À notre sens, le fond de l’affaire relève de l’éthique de la culture homosexuelle: la fatalité. On est comme on est, on ne peut rien y changer. Il faut s’accepter. Ce n’est pas pour rien que Foucault a développé tardivement au profit de l’homosexualité une éthique aux accents stoïciens, où le bonheur consiste à assumer ce qu’on n’a pas choisi, et à se créer ainsi une vie revendiquée.

Le christianisme propose autre chose que la fatalité: une vie de conversion, le travail des vertus, l’affinement de son humanité, et le pardon des péchés, toujours répété. La grâce est plus libératrice qu’une émancipation sur fond de nécessité.
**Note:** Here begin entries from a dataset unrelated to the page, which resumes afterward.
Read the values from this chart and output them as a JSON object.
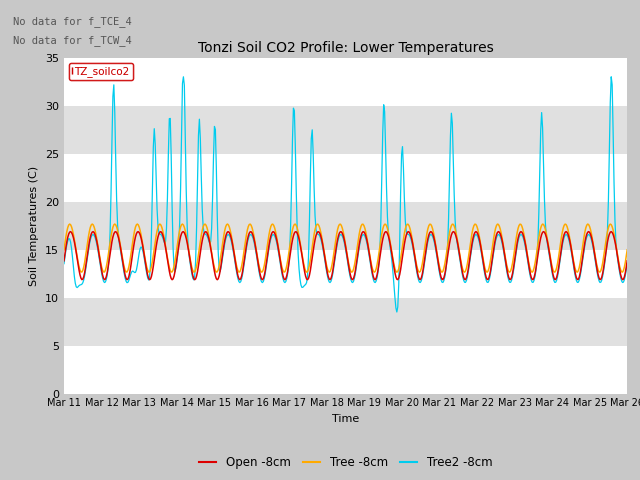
{
  "title": "Tonzi Soil CO2 Profile: Lower Temperatures",
  "ylabel": "Soil Temperatures (C)",
  "xlabel": "Time",
  "annotation1": "No data for f_TCE_4",
  "annotation2": "No data for f_TCW_4",
  "legend_label": "TZ_soilco2",
  "ylim": [
    0,
    35
  ],
  "xlim": [
    0,
    25
  ],
  "xtick_labels": [
    "Mar 11",
    "Mar 12",
    "Mar 13",
    "Mar 14",
    "Mar 15",
    "Mar 16",
    "Mar 17",
    "Mar 18",
    "Mar 19",
    "Mar 20",
    "Mar 21",
    "Mar 22",
    "Mar 23",
    "Mar 24",
    "Mar 25",
    "Mar 26"
  ],
  "line_labels": [
    "Open -8cm",
    "Tree -8cm",
    "Tree2 -8cm"
  ],
  "line_colors": [
    "#dd0000",
    "#ffaa00",
    "#00ccee"
  ],
  "band_colors": [
    "#ffffff",
    "#e0e0e0"
  ],
  "fig_bg": "#c8c8c8",
  "n_points": 600
}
La culture gay parle d’être et donc de résignation, la foi chrétienne parle d’actes posés et donc de progrès. Là, une éthique fait face à une autre.
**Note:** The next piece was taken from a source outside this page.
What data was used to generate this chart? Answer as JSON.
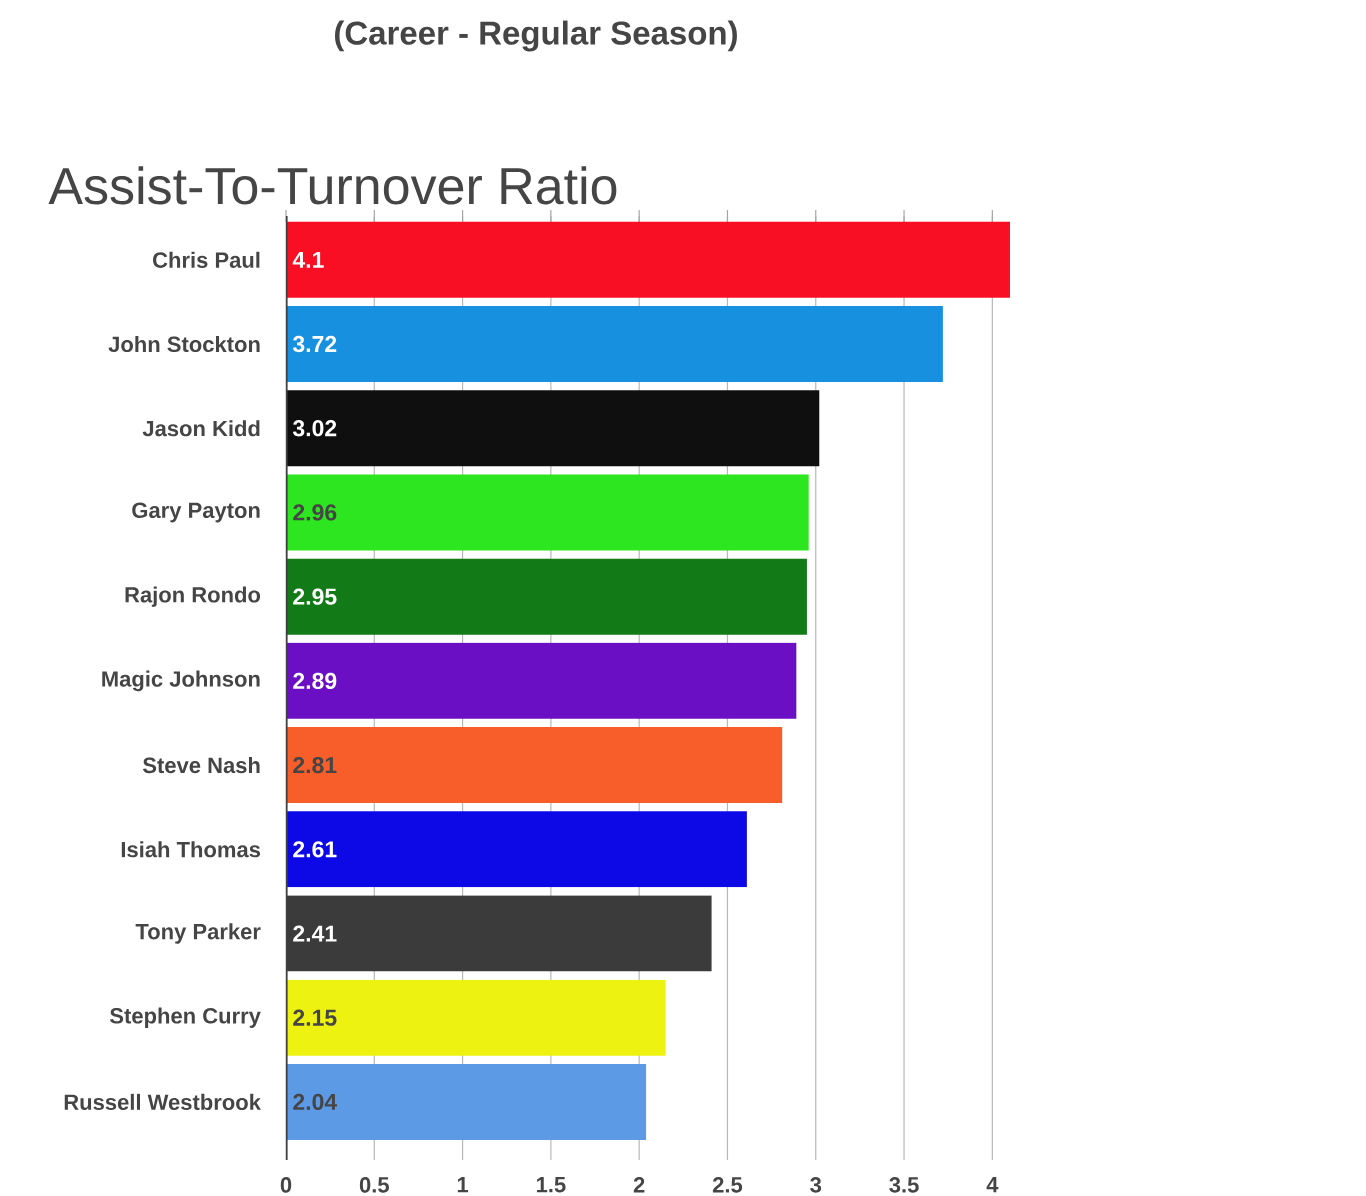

Pour l’auteur, le fait de contester son analyse prouve que l’on souffre du problème qu’il dénonce.

Martel dépouille l’éthique chrétienne de sa légitimité, selon un système circulaire et donc totalitaire: pour lui, le fait de contester son analyse prouve que l’on souffre du problème qu’il dénonce.

Nature ou «contre-nature»

Martel surtout laisse percer l’esprit de subversion en détournant l’idée de ce qui est «contre-nature»: ce n’est plus l’homosexualité mais le célibat ecclésiastique. L’argument est aussi habile que spectaculaire, mais il sonne faux. D’abord, il prend à nouveau la posture de la prescription sur ce que l’Église doit penser. Devenu lui-même magistériel, il déborde. C’est le côté militant du livre, qui va donc plus loin qu’une enquête sociologique. Il passe du fait au droit.
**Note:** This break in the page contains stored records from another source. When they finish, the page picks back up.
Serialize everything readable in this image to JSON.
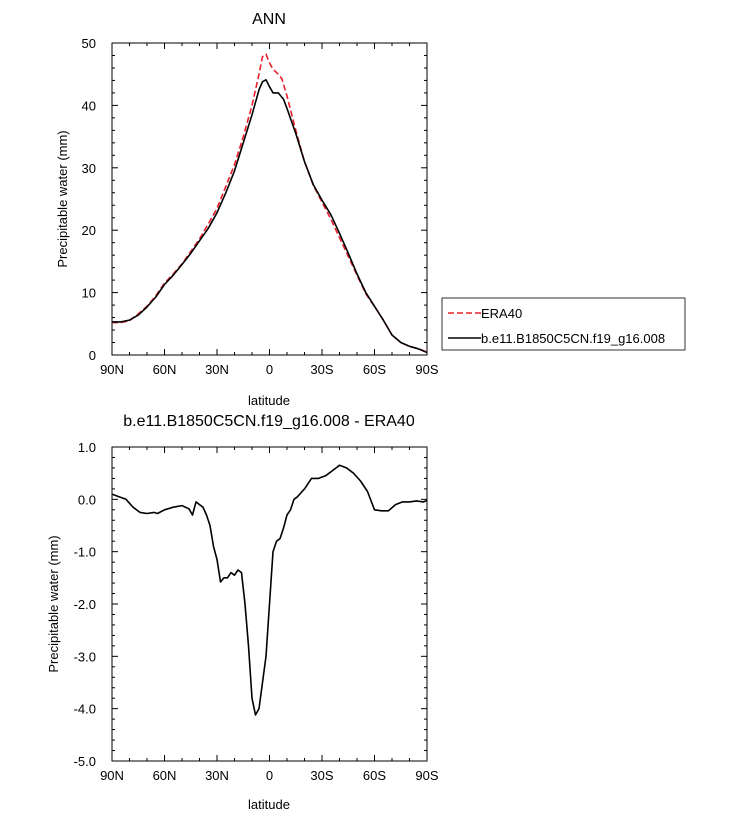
{
  "chart_data": [
    {
      "type": "line",
      "title": "ANN",
      "xlabel": "latitude",
      "ylabel": "Precipitable water (mm)",
      "xlim": [
        90,
        -90
      ],
      "ylim": [
        0,
        50
      ],
      "x_ticks": [
        90,
        60,
        30,
        0,
        -30,
        -60,
        -90
      ],
      "x_tick_labels": [
        "90N",
        "60N",
        "30N",
        "0",
        "30S",
        "60S",
        "90S"
      ],
      "y_ticks": [
        0,
        10,
        20,
        30,
        40,
        50
      ],
      "y_tick_labels": [
        "0",
        "10",
        "20",
        "30",
        "40",
        "50"
      ],
      "legend_position": "right",
      "series": [
        {
          "name": "ERA40",
          "color": "#e8202a",
          "dash": "dashed",
          "points": [
            [
              90,
              5.2
            ],
            [
              85,
              5.2
            ],
            [
              80,
              5.5
            ],
            [
              75,
              6.6
            ],
            [
              70,
              7.8
            ],
            [
              65,
              9.5
            ],
            [
              60,
              11.5
            ],
            [
              55,
              13.0
            ],
            [
              50,
              14.6
            ],
            [
              45,
              16.6
            ],
            [
              40,
              18.6
            ],
            [
              35,
              21.0
            ],
            [
              30,
              23.5
            ],
            [
              25,
              27.0
            ],
            [
              20,
              30.5
            ],
            [
              15,
              35.0
            ],
            [
              10,
              40.0
            ],
            [
              6,
              45.0
            ],
            [
              4,
              47.8
            ],
            [
              2,
              48.2
            ],
            [
              0,
              46.8
            ],
            [
              -2,
              45.8
            ],
            [
              -5,
              45.0
            ],
            [
              -7,
              44.3
            ],
            [
              -10,
              41.5
            ],
            [
              -15,
              36.0
            ],
            [
              -20,
              31.0
            ],
            [
              -25,
              27.2
            ],
            [
              -30,
              24.5
            ],
            [
              -35,
              21.8
            ],
            [
              -40,
              18.8
            ],
            [
              -45,
              15.8
            ],
            [
              -50,
              12.8
            ],
            [
              -55,
              9.8
            ],
            [
              -60,
              7.8
            ],
            [
              -65,
              5.6
            ],
            [
              -70,
              3.2
            ],
            [
              -75,
              2.0
            ],
            [
              -80,
              1.4
            ],
            [
              -85,
              1.0
            ],
            [
              -90,
              0.5
            ]
          ]
        },
        {
          "name": "b.e11.B1850C5CN.f19_g16.008",
          "color": "#000000",
          "dash": "solid",
          "points": [
            [
              90,
              5.3
            ],
            [
              85,
              5.3
            ],
            [
              80,
              5.6
            ],
            [
              75,
              6.4
            ],
            [
              70,
              7.7
            ],
            [
              65,
              9.3
            ],
            [
              60,
              11.3
            ],
            [
              55,
              12.8
            ],
            [
              50,
              14.5
            ],
            [
              45,
              16.3
            ],
            [
              40,
              18.3
            ],
            [
              35,
              20.3
            ],
            [
              30,
              22.8
            ],
            [
              25,
              26.0
            ],
            [
              20,
              29.5
            ],
            [
              15,
              34.0
            ],
            [
              10,
              38.5
            ],
            [
              6,
              42.5
            ],
            [
              4,
              43.8
            ],
            [
              2,
              44.1
            ],
            [
              0,
              43.0
            ],
            [
              -2,
              42.0
            ],
            [
              -5,
              42.0
            ],
            [
              -8,
              41.0
            ],
            [
              -10,
              39.5
            ],
            [
              -15,
              35.5
            ],
            [
              -20,
              31.0
            ],
            [
              -25,
              27.3
            ],
            [
              -30,
              24.8
            ],
            [
              -35,
              22.5
            ],
            [
              -40,
              19.5
            ],
            [
              -45,
              16.3
            ],
            [
              -50,
              13.0
            ],
            [
              -55,
              10.0
            ],
            [
              -60,
              7.8
            ],
            [
              -65,
              5.6
            ],
            [
              -70,
              3.2
            ],
            [
              -75,
              2.0
            ],
            [
              -80,
              1.4
            ],
            [
              -85,
              1.0
            ],
            [
              -90,
              0.4
            ]
          ]
        }
      ]
    },
    {
      "type": "line",
      "title": "b.e11.B1850C5CN.f19_g16.008 - ERA40",
      "xlabel": "latitude",
      "ylabel": "Precipitable water (mm)",
      "xlim": [
        90,
        -90
      ],
      "ylim": [
        -5,
        1
      ],
      "x_ticks": [
        90,
        60,
        30,
        0,
        -30,
        -60,
        -90
      ],
      "x_tick_labels": [
        "90N",
        "60N",
        "30N",
        "0",
        "30S",
        "60S",
        "90S"
      ],
      "y_ticks": [
        1,
        0,
        -1,
        -2,
        -3,
        -4,
        -5
      ],
      "y_tick_labels": [
        "1.0",
        "0.0",
        "-1.0",
        "-2.0",
        "-3.0",
        "-4.0",
        "-5.0"
      ],
      "series": [
        {
          "color": "#000000",
          "dash": "solid",
          "points": [
            [
              90,
              0.1
            ],
            [
              86,
              0.05
            ],
            [
              82,
              0.0
            ],
            [
              78,
              -0.15
            ],
            [
              74,
              -0.25
            ],
            [
              70,
              -0.27
            ],
            [
              66,
              -0.25
            ],
            [
              64,
              -0.27
            ],
            [
              60,
              -0.2
            ],
            [
              55,
              -0.15
            ],
            [
              50,
              -0.12
            ],
            [
              46,
              -0.18
            ],
            [
              44,
              -0.3
            ],
            [
              42,
              -0.05
            ],
            [
              40,
              -0.1
            ],
            [
              38,
              -0.15
            ],
            [
              36,
              -0.3
            ],
            [
              34,
              -0.5
            ],
            [
              32,
              -0.9
            ],
            [
              30,
              -1.15
            ],
            [
              28,
              -1.58
            ],
            [
              26,
              -1.5
            ],
            [
              24,
              -1.5
            ],
            [
              22,
              -1.4
            ],
            [
              20,
              -1.45
            ],
            [
              18,
              -1.35
            ],
            [
              16,
              -1.4
            ],
            [
              14,
              -2.0
            ],
            [
              12,
              -2.8
            ],
            [
              10,
              -3.8
            ],
            [
              8,
              -4.12
            ],
            [
              6,
              -4.0
            ],
            [
              4,
              -3.5
            ],
            [
              2,
              -3.0
            ],
            [
              0,
              -2.0
            ],
            [
              -2,
              -1.0
            ],
            [
              -4,
              -0.8
            ],
            [
              -6,
              -0.75
            ],
            [
              -8,
              -0.55
            ],
            [
              -10,
              -0.3
            ],
            [
              -12,
              -0.2
            ],
            [
              -14,
              0.0
            ],
            [
              -16,
              0.05
            ],
            [
              -20,
              0.2
            ],
            [
              -24,
              0.4
            ],
            [
              -28,
              0.4
            ],
            [
              -32,
              0.45
            ],
            [
              -36,
              0.55
            ],
            [
              -40,
              0.65
            ],
            [
              -44,
              0.6
            ],
            [
              -48,
              0.5
            ],
            [
              -52,
              0.35
            ],
            [
              -56,
              0.15
            ],
            [
              -60,
              -0.2
            ],
            [
              -64,
              -0.22
            ],
            [
              -68,
              -0.22
            ],
            [
              -72,
              -0.1
            ],
            [
              -76,
              -0.05
            ],
            [
              -80,
              -0.05
            ],
            [
              -84,
              -0.03
            ],
            [
              -88,
              -0.05
            ],
            [
              -90,
              -0.02
            ]
          ]
        }
      ]
    }
  ]
}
Ensuite, et c’est amusant, il réintroduit à son profit l’idée de nature, dont le débat sociétal nous a appris à nous passer, notamment du fait du mariage homosexuel… Serait-ce qu’il y a une nature, finalement? Le paradoxe est savoureux, mais il est aussi stratégique, car il prêche, c’est le cas de le dire, pour «la paroisse».

Martel propose en définitive une morale, quelque peu inquisitoriale.

Deux conceptions de la nature risquent alors de s’affronter: l’une, classique, d’une finalité de la vie humaine inscrite dans le corps autant que dans la liberté ; l’autre, contemporaine, d’une considération des pulsions et des désirs individuels, comme devant être satisfaits. Au moins serait-il passionnant de rouvrir ce débat capital. La pensée dominante en est-elle capable?

Double prisme proustien

Martel propose en définitive une morale, quelque peu inquisitoriale. Il veut faire sauter le dernier verrou de résistance, le discours de l’Église catholique, face à une homosexualité devenue conforme aux bonnes mœurs: «Le Vatican est le dernier bastion à libérer!». Il contribue ainsi à l’institution d’une nouvelle norme, et à l’annihilation des anciennes. Certes, son enquête semble lui faciliter la tâche, en tant qu’elle déconsidère ceux qui sont censés lui résister…

Peut-être se laisse-t-il toutefois emporter par ce que j’appellerai le prisme proustien, qui est à double foyer. Ce prisme considère que tout le monde est homosexuel ou presque, surtout ceux qui le cachent. De plus, il explique la totalité des actions humaines par cette homosexualité généralisée et dissimulée.

Certes, ce double prisme éclaire crûment certains arcanes comportementaux, mais son emploi systématique réduit un peu trop les champs de vérité. Unilatéral et même obsessionnel, il est exagéré et donc peu scientifique.

Par exemple, en tant que l’auteur réduit à une homophilie plus ou moins sublimée les amitiés intellectuelles chez Jacques Maritain, il se trompe historiquement et assez grossièrement: le philosophe français était loin de n’inviter chez lui que des artistes homosexuels, fût-ce pour œuvrer à leur conversion et à ne pas y réussir. Mais Martel ne retient que ceux qui l’étaient: envahissement de son champ de vision, élimination de ce qui n’en fait pas partie, explication unilatérale des faits .

Mais il faut se souvenir que, du point de vue de la culture homosexuelle, pour reprendre le titre d’un autre ouvrage de Martel, «la révolution gay change le monde» . Il est donc vain, selon lui, de s’y opposer. À l’en croire, tous les papes qui ont essayé ont échoué, c’est même pour cela que l’un d’entre eux a démissionné… Ce livre est celui d’un combat planétaire, celui de la légitimation morale de l’homosexualité, entre promotion politique et décrédibilisation des instances qui s’y opposent encore.